Monday, February 2, 2009

Dangers of Originality in Art

Craftsmanship, and not originality, was the emphasis in the arts prior to Romanticism and the Enlightenment. Certainly an artist was praised for imaginative ideas, but the value of those ideas rested in how the artist treated and developed those ideas and crafted them into something profound. The quality of the idea was dependent on its suitability for development.

An artist striving to be original by necessity ignores or rebels against the history and development of their art. This denial flies in the face of the Biblical ideas of learning from the past, passing along wisdom, and respecting the clouds of witnesses who have gone before.

An artist motivated to be original, by definition, is more interested in personal glory than the glory of God. The impulse to be different for the sake of being different has little or no place in a Biblical concept of the arts.

Scripture does not deny the opportunity to be creative, but the emphasis and purpose is far different than our concept of originality. Craftsmanship, as an artistic trait, is much more in line with the Biblical notion of the arts—and a far more difficult endeavor requiring the exercising of wisdom and ability. The idea of taking various materials, gathering them, remolding and blending them, and ultimately enlarging them is the bringing of order inherent in craftsmanship—an opportunity to act as a sub-creator.

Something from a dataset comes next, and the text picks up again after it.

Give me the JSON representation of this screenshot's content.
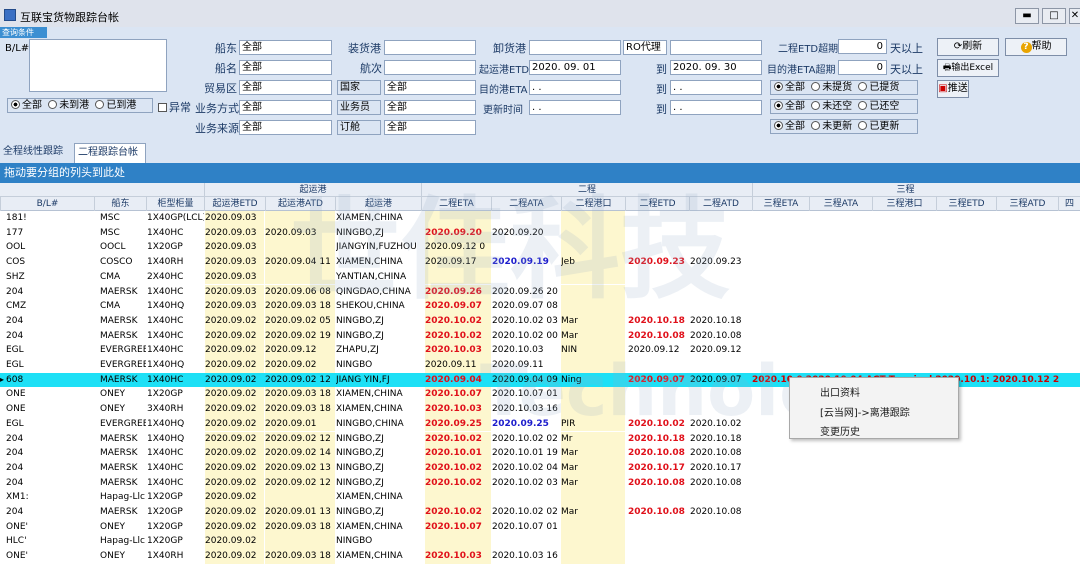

One need only to evaluate the twentieth century art that used originality as its basis to see how far originality takes true art away from a Biblical standard and winds up destroying itself in the process.

1 comment:

David M said...

Mr. Wilbur, Thanks so much for your clarificaton on this. Seems many in the reformed faith see only danger when someone wants to be creative and this is a great start to understand it better.